Über die Hälfte der Immobilien (55 Prozent) wurde laut des Statistischen Bundesamts seit mehr als einem Jahr nicht bewohnt. „Das ist tatsächlich struktureller Leerstand, der wird sich nicht in Luft auflösen“, sagt Matthias Waltersbacher vom Bundesinstitut für Bau-, Stadt- und Raumforschung. Dort leitet er das Referat für Wohnungs- und Immobilienmärkte.
Leerstand hat Folgen
Experten beobachten den sogenannten Donut-Effekt: Am Ortsrand entstehen neue Wohngebiete, während innerstädtische Lagen verfallen. Die Gründe dafür sind laut Matthias Waltersbacher neben alter Bausubstanz auch kleinere Wohnungsgrößen, der geringere Abstand zu Nachbarn oder schlechte Parkmöglichkeiten.

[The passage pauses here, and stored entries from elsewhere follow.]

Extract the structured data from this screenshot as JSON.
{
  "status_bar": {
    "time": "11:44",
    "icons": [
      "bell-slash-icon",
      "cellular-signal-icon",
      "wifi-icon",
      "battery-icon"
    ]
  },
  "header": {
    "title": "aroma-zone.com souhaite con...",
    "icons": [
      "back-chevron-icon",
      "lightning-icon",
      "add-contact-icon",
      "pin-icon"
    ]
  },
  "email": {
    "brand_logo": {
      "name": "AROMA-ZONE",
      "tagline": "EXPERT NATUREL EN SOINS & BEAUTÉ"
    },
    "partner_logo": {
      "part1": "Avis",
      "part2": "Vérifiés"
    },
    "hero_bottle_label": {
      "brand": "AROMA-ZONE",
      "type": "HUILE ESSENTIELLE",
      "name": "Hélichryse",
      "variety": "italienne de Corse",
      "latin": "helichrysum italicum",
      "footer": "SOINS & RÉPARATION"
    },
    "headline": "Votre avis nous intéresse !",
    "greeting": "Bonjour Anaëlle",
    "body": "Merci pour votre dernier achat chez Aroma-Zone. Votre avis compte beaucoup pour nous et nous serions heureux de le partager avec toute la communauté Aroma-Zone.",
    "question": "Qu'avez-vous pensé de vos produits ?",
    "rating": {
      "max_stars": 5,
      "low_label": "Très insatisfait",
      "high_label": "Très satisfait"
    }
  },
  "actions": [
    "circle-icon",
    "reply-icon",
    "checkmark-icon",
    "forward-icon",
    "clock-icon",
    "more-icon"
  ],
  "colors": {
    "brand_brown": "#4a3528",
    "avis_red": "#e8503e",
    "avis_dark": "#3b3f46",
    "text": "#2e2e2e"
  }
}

Mit dem Leerstand gehen laut Henger vom IW Köln riesige Probleme einher. „So sinken beispielsweise durch marode Häuser auch die Immobilienwerte in der Nachbarschaft“, sagt der Ökonom. Auch Kriminalität und Vandalismus spielten eine Rolle. Außerdem müsse die bestehende Infrastruktur instand gehalten werden. Die Kosten dafür müsse die Bevölkerung tragen, die noch dort lebt. „Das ist eines der größten versteckten Probleme des Leerstands.“
Lösungen für den Leerstand
„1,9 Millionen Wohnungen in Deutschland sind ein erhebliches Potenzial, das ungenutzt ist“, schätzt Waltersbacher ein. Wichtig sei es, junge Menschen in den Regionen zu halten. So sollten ihm zufolge etwa periphere Regionen kulturell mehr gefördert sowie Verkehrsanbindungen an größere Städte verbessert werden. In Zeiten, in denen mehr im Homeoffice gearbeitet wird, könnten beispielsweise auch leerstehende Wohnungen zu Co-Working-Spaces umfunktioniert werden.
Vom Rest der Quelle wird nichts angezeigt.